The Metropolitician, one of the better-known bloggers in Korea and a resident since 1994, put up a few pretty angry posts today. Can't say I blame him, since he was arrested last month for assult for no good reason. One of today's posts discourages foreign teachers from coming here in the first place. An excerpt:
Let me just say right now that the only reason I'm staying in Korea is because I have an F-4 and am not subject to these requirements. But I am ever required to give drug and HIV tests in order to work, or rip out my single original copy of my diploma sitting in a frame in my mother's home in Ohio, it will be time for me to leave this country.
He continues:
I've got shit I need to do here, and shit I enjoy doing here. I'm grandfathered in. I've put too much energy into this country, society, and language to quit now. That's why I'm staying. That's the only reason.

But my patience with this country has worn pretty thin, and I'm having trouble right now not going over to the "dark side" and starting to hate this place. I might have to start looking for ruby crystals for my lightsaber soon. I'm struggling with another "dark time", just as I did in early 2003, when I would hear the word "nigger" more times in a week than I had in all the time I had spent in Korea to that point (more than 3 years, actually).

Things are changing, people, and it's for the worst.

My advice for newbies interested in teaching English as a means of living in Asia, I am sad to suggest:

DON'T COME TO KOREA. GO TO JAPAN OR CHINA.

Korea and Koreans, no matter what is said, doesn't really want foreigners here. We are treated like criminals by the law, and in the law. The media represents us as nothing more than drug fiends, AIDS carriers, and child molesters.
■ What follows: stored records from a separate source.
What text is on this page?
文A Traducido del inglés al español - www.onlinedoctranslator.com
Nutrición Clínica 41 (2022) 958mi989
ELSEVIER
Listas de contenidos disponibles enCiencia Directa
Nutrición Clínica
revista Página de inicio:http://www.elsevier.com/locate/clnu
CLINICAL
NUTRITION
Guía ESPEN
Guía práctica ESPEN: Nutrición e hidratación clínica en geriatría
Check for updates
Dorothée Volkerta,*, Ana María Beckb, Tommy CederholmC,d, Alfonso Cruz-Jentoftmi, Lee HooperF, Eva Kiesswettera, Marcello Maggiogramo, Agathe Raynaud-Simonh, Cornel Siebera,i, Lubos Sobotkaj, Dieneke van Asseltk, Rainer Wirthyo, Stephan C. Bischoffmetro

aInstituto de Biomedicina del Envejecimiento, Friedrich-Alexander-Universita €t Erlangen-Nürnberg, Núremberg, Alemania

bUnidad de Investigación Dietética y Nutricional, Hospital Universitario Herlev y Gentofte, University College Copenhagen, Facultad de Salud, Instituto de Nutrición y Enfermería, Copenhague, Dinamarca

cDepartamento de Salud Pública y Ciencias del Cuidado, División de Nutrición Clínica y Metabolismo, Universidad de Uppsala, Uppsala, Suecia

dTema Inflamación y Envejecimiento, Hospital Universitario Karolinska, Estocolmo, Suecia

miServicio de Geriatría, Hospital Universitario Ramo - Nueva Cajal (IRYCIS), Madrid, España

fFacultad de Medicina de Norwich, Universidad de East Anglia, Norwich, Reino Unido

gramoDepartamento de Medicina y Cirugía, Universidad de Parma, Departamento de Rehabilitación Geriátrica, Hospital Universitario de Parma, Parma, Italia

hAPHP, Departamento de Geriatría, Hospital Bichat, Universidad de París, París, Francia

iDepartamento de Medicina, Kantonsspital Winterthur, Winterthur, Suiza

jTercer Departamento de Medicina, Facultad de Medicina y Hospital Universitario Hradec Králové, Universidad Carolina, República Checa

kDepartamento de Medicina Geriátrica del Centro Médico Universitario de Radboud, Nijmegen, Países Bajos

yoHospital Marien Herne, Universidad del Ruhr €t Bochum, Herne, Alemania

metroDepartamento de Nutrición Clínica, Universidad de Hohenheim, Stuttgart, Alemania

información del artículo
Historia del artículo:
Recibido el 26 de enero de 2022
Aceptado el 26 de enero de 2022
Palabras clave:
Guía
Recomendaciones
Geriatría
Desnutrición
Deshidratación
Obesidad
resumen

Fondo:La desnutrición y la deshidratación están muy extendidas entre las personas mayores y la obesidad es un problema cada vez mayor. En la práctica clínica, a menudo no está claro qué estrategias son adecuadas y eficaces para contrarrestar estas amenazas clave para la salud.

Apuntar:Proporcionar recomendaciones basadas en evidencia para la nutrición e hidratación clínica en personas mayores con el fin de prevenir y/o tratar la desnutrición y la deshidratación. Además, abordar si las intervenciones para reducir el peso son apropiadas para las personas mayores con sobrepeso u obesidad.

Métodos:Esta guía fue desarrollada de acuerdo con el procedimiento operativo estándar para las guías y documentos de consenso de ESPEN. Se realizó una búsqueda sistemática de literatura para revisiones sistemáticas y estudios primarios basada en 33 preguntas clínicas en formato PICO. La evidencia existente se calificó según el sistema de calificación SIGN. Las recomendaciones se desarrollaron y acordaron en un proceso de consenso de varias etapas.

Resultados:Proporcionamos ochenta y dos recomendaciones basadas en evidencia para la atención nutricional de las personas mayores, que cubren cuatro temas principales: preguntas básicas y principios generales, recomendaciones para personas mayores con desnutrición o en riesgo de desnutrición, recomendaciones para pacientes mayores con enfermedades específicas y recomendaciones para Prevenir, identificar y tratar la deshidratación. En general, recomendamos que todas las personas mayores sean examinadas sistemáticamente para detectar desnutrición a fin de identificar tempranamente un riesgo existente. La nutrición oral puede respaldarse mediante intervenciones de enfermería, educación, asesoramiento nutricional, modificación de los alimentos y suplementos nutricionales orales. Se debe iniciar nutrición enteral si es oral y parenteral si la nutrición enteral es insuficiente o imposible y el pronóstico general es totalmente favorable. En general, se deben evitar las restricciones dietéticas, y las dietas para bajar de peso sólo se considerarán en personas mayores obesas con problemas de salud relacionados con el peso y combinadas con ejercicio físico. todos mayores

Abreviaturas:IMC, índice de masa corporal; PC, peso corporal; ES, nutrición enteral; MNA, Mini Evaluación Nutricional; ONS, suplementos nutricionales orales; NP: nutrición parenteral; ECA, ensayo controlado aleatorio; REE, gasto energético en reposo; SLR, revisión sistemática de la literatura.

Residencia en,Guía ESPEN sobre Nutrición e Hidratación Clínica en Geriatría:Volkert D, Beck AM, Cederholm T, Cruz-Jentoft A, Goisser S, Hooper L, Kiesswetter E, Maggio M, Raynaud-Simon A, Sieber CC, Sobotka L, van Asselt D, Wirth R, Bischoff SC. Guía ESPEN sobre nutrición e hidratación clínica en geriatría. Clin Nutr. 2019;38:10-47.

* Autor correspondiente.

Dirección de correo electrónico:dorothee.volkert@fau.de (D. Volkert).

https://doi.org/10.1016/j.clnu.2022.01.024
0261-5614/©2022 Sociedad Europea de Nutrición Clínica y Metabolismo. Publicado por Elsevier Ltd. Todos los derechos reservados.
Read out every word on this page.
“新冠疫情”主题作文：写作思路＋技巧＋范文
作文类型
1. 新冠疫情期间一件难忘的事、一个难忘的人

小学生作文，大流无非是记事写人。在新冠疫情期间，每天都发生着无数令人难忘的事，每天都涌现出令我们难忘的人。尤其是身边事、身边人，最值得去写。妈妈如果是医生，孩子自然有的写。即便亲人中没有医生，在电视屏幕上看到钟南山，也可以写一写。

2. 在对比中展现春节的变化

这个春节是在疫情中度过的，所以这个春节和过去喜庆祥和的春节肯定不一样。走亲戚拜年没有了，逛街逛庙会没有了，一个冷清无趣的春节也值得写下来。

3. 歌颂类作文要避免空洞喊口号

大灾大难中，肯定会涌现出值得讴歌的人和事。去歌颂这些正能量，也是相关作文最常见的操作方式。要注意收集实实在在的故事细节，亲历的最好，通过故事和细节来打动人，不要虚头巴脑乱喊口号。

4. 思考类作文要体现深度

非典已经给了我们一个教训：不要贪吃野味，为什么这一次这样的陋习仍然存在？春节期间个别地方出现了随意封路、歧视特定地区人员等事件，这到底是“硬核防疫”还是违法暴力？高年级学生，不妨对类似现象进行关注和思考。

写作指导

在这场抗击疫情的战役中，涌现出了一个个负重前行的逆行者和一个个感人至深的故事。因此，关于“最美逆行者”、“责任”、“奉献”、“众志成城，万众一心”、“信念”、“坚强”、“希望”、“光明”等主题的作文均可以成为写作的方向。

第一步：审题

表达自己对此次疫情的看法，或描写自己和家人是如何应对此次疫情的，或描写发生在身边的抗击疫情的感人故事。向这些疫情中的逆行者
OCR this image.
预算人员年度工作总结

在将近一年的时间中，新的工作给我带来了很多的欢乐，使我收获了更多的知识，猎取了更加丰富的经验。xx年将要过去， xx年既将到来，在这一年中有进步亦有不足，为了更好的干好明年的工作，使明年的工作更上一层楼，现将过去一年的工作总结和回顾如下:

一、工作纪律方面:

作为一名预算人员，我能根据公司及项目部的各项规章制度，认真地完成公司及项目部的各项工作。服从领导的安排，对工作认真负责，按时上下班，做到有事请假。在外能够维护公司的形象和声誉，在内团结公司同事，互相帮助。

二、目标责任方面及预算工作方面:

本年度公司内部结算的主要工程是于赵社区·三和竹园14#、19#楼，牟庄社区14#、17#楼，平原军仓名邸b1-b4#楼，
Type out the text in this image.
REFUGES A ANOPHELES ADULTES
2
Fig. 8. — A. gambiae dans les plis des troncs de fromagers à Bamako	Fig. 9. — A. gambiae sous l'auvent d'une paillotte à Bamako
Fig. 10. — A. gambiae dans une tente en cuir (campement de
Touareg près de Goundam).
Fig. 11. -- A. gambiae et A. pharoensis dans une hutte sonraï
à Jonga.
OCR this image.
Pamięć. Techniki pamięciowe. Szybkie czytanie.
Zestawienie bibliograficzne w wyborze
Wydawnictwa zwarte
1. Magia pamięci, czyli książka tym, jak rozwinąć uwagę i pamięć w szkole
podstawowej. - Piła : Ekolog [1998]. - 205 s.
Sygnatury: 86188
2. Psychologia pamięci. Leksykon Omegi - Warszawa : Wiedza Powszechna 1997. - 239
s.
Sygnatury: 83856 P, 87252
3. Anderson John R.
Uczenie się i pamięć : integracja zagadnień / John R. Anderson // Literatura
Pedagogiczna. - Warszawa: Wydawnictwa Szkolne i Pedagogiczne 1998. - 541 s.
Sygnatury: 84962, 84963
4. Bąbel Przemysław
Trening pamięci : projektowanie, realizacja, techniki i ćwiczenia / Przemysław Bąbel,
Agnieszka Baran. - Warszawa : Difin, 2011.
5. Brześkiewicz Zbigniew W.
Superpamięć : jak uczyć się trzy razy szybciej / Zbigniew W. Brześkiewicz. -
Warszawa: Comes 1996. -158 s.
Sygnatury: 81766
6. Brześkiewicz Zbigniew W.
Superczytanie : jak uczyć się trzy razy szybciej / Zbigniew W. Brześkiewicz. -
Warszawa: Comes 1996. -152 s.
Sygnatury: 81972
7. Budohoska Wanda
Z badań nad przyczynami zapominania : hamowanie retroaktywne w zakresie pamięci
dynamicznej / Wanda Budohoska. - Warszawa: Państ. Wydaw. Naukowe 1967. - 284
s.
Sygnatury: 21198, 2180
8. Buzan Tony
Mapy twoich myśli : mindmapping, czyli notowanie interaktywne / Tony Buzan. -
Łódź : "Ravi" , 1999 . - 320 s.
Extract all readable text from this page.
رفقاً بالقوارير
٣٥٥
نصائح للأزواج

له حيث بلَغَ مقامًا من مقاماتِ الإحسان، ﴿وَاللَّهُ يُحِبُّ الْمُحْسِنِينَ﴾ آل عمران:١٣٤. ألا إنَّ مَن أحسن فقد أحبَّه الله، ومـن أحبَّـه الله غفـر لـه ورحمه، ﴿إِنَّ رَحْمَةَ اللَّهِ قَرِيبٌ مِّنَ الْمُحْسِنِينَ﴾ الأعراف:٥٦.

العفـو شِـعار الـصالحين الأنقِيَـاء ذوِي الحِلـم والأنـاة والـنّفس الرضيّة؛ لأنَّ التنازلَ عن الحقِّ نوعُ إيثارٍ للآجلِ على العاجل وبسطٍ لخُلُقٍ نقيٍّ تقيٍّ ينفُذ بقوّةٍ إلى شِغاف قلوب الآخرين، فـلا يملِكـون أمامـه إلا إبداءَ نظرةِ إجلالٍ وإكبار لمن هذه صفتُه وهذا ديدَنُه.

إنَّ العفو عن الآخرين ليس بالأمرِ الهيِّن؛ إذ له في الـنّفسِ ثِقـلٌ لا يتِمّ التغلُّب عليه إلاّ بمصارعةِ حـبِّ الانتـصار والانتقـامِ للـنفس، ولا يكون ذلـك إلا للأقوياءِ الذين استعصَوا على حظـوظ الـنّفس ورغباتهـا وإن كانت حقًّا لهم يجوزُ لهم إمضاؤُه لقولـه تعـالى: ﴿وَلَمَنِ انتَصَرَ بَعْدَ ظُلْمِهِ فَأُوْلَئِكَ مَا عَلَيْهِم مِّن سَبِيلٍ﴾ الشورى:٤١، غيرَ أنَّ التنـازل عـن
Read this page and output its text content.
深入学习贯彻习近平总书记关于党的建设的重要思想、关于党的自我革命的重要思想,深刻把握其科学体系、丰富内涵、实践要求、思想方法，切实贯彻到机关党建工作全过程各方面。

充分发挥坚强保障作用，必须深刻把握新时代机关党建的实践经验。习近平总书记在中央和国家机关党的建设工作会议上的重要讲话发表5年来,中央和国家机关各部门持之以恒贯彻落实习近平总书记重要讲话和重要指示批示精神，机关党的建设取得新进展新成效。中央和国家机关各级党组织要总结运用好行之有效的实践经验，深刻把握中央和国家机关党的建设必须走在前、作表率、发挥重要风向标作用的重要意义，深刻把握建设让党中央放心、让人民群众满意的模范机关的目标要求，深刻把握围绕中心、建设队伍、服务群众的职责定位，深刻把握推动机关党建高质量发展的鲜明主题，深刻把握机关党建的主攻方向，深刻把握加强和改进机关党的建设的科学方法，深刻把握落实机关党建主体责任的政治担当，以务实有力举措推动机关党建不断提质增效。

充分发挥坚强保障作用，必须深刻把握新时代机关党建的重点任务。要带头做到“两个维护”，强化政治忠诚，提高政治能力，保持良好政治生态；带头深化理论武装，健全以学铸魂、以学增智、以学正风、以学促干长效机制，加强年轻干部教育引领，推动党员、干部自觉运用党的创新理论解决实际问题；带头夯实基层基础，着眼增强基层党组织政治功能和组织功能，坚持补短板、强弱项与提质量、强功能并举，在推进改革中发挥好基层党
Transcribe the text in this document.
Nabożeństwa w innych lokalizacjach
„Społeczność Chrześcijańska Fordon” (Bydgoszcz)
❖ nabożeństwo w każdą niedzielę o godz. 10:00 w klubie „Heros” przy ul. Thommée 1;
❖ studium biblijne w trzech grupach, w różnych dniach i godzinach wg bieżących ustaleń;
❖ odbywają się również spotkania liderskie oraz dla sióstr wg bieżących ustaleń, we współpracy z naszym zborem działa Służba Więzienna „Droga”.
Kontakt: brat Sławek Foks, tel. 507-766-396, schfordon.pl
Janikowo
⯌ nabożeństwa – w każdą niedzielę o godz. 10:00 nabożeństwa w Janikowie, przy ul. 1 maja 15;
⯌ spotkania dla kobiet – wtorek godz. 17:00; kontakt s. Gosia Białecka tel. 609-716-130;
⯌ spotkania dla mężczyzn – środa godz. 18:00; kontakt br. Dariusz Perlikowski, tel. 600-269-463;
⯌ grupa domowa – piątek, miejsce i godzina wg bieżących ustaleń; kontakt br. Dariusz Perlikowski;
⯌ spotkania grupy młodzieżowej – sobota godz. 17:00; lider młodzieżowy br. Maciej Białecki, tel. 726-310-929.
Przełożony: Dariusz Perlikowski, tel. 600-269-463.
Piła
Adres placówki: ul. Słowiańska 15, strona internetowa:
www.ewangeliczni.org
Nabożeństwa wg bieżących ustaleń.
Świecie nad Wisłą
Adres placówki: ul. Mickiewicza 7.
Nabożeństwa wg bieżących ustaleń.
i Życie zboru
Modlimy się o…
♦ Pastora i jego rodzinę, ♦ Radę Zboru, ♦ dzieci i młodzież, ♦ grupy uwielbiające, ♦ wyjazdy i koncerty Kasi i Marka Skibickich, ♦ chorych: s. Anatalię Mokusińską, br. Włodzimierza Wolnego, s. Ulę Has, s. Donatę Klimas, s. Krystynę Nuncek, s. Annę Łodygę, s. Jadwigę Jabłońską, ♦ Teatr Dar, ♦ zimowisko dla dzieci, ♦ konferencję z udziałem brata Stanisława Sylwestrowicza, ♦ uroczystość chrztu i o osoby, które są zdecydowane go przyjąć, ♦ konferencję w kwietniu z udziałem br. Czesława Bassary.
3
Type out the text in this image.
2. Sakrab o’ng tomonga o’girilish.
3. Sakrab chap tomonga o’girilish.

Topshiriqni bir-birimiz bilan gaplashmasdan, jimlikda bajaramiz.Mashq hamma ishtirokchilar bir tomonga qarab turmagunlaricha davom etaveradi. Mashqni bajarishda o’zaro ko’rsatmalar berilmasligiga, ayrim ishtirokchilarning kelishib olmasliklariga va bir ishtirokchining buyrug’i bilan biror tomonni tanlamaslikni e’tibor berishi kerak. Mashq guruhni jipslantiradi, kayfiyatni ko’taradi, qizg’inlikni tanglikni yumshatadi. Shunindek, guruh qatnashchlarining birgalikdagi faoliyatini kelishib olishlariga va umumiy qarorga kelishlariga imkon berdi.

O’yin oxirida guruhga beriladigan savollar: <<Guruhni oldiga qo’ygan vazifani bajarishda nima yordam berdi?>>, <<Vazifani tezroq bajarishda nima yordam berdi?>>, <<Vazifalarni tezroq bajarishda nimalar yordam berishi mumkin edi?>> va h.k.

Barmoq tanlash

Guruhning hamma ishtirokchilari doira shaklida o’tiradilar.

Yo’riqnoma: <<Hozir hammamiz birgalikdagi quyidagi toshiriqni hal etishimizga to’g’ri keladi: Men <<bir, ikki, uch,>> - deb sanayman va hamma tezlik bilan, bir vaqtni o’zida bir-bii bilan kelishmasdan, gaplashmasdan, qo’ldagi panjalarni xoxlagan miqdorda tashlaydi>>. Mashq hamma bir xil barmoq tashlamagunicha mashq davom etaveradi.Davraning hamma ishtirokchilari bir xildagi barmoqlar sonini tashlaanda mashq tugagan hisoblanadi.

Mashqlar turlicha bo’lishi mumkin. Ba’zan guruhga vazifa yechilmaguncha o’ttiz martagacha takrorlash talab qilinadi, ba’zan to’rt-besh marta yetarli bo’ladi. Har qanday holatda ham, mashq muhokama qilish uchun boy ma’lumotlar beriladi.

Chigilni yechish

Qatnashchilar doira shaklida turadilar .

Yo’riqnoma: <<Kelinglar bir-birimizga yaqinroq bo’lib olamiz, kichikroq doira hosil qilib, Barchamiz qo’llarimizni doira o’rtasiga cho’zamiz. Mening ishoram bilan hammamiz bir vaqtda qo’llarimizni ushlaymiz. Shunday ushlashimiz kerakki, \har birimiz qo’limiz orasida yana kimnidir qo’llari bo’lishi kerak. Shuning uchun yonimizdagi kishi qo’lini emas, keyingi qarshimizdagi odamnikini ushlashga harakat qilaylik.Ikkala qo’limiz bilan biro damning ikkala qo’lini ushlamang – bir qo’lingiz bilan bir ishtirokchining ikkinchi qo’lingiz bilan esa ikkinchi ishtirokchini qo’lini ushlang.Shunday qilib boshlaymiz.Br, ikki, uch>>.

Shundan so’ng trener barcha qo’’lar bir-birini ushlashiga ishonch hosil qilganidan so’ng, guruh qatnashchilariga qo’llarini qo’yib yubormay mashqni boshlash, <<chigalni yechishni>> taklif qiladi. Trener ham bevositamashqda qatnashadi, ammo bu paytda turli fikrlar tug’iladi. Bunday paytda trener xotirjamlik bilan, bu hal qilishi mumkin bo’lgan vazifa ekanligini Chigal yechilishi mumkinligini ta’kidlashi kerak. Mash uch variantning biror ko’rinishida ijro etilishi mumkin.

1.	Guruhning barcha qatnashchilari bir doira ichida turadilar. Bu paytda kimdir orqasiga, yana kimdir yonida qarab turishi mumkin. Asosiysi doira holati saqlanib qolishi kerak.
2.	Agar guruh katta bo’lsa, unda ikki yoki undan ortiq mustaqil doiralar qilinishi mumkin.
If you don't want to be treated as such by the law, required to submit a criminal background check, submit to drug and HIV tests, and have to submit your original diploma just to teach in some unprofessionally-run institute or elementary school in which whatever skills and ability you have won't be respected anyway...

DO NOT COME TO SOUTH KOREA TO LIVE AND TEACH.
Something to think about. My ideas aren't sophisticated enough yet to get into it, but I just wanted to pass his message along.

I also wanted to pass along a few nice links that give better timelines and overviews of all this garbage:

Gusts of Popular Feeling has an extensive timeline of English teacher scapegoating.

Jellomando incorporates the timeline and also gets into other areas of discrimination, such as foreigner-unfriendly banking restrictions.

The Metropolitician has a ton of good write-ups on race, education, history, etc., and I recommend reading his "starter posts" linked at the top-right of his blog, and also reading the articles in his "Korean Education" category.

US in Korea has a lot of entries on the political motivations for fanning anti-US feelings in South Korea, such as the above-mentioned 2002 incident, which was shelved until after the World Cup and exploited to curry favor with North Korea. Candlelight vigils continued two years later, and dwarfed the much bigger story of 2002: a skirmish between the North and South that killed 5 South Korean soldiers.

* Edit: I'm not well-travelled, but based on what I've read and heard I think it's a little naive to think that more tolerance is to be had in places like Japan and China. Even if these regulations go through, the start-up costs of Korea would be still be much less than Japan and Taiwan. I've had my fair share of days when I question what the hell I'm doing, and wonder how many of my acquaintances could give two shits whether I'm here or not. I'm not quite ready to give up, because I have a lot invested in staying here, too. Teaching EFL in Asia involves a lot of hard choices . . . just looks like making the decision to come to South Korea in the first place is becoming more difficult.